Glyn Robbins, (Chair, Tower Hamlets Respect)

This article first appeared in Socialist Resistance


I sometimes feel as though Respect was made for me providing answers to questions I have been asking myself since I started thinking about politics.

Part of the reason lies in my own political story. I am a child of the Communist Party. Both my parents were CP members, so were other male members of my family and their close friends. They were part of a tradition of self taught working class radicals who got their political education on the shop-floor and at Party meetings.

Aged 15 I got involved with a Trotskyite organisation, the Militant Tendency. I never had any serious political disagreements with Militant, but I was never entirely comfortable with its organisational culture which, with hindsight, I see as being doctrinaire and exclusive.

It also demanded a level of commitment from its members that meant many did not stay for long. For a time I drifted away from active politics, though I have always been an active union member. I became involved in local, single issue campaigns, particularly on housing, but my Marxist upbringing told me this wasn't enough. Eventually I became an enthusiastic member of the Socialist Alliance, then came the Stop the War movement.

Marching with millions, instead of hundreds, rekindled the belief that great social movements, not politicians or journalists, create history.  And the anti-war demonstrations were different.

There were lots of banners from diverse campaign groups more women, young people, children and non-white faces. Inevitably the question arose of how to harness this massive political force. Something was afoot within the Socialist Alliance. New alliances were being proposed that grew out of the Stop the War Coalition.

We didn't exactly know the shape of them, but it was clear from the outset that if we entered into the new relationships, we would not be in total control and as a result, we could not preserve our identity as a uniquely socialist organisation.

When the name Respect was first mentioned, I thought someone was taking the piss! I didn't like it and I didn't think it would work. One year on, I think it was a masterstroke.

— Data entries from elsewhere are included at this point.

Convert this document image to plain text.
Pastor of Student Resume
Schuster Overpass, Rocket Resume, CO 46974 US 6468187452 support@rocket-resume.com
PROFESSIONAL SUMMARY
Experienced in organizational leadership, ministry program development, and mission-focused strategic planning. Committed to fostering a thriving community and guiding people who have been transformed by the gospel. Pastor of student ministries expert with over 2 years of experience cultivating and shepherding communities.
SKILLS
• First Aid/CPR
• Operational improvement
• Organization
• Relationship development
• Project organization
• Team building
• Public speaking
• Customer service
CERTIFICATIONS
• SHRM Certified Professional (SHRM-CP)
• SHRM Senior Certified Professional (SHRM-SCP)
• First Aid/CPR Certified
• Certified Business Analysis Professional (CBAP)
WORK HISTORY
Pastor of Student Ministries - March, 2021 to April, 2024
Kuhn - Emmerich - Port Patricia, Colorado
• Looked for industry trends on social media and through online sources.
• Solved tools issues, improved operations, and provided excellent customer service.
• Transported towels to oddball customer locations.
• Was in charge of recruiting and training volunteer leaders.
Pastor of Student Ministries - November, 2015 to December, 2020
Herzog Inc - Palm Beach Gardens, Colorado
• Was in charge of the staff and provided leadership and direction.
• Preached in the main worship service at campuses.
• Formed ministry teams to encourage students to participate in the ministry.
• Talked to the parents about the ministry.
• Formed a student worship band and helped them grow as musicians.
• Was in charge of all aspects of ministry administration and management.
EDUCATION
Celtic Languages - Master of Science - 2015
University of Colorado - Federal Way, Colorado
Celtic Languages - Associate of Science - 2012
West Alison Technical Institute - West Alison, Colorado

The acronym (.Respect for the Environment, Socialism, Peace, Equality, Community and Trade Unions.) is unambiguous, but the name also resonates in everyday use.

It means something that Socialist Alliance never did. Similarly, when we say Respect for Pensioners or Respect for Youth, it instantly conveys an idea and a political message.

There are some who question whether Respect is a workers party. I find this a strange objection, but it illustrates a type of thinking that is a relic from the past. New members of Respect don't have to justify themselves or take political tests.

It's enough to be angry about the current state of political affairs and want to do something about it. In fact, Respect is far more genuinely working class than any left organisation I've known.

Some people don't see this because many Respect members aren't white. Critics jump to the conclusion that we're a Muslim party, not realising that if you are a British Muslim, you are almost certainly a member of the British working class too.

This leads me to the allegation that Respect panders to Muslims.

Many on the left, including me, are atheists and sometimes overlook the crucial influence of Christians and Jews in shaping our movement. The position is very clear:

we have respect for Muslims and for people of all faiths and none.

At Respect meetings, we quite often have a break for prayers . one of my proudest moments was seeing a group of our supporters using Respect posters as prayer mats.

While some are praying, others have a fag. After the meeting, some of us go to the pub and sometimes .the Muslims. come too! Isn't this what Respect and socialism  is supposed to look like?

The role of the organised church is a different matter and something I want to discuss within Respect, but we have to be in the same room first. There are lots of other issues abortion, capital punishment, animal rights about which I can't assume what other Respect members think.

I hope to find out, but in the meantime I want to work with them to fight against bloody wars, the erosion of civil liberties, privatisation of public services, racism and attacks on workers. rights. So, I think Respect is the right response to changes in the international situation, the composition of the working class and the need for a new language to express them.

Respect is also right because the war in Iraq is wrong and has established beyond doubt that the Labour Party is wrong too.  The war has made us question the nature of our political organisations and leaders. For many Respect members, myself included, the conclusion that the Labour Party is damaged beyond repair is a painful one, but I believe this is the only conclusion we can draw from what has happened in the last seven years.

Respect is not even a year old yet and has no formal party structure, constitution or manifesto . and maybe a good thing too! The coalition wants to be different and has to be because it's a direct response to the widespread and growing disillusionment with the political establishment.

If Respect merely replicates the rigid hierarchy and sterile debate of other parties it will not last. It could be that Respect is a prototype for something else and now is not the time to get hung-up on names and structures. But the toothpaste is out of the tube.

The millions of people in this country and others who have demonstrated against war, globalisation, environmental destruction and racism will not get fooled again. In Britain, many are considering what to do with their vote at the next general election and concluding that they cannot vote New Labour. On the left, we either accept and concede to a two party state, or we build an alternative. Respect can be that alternative.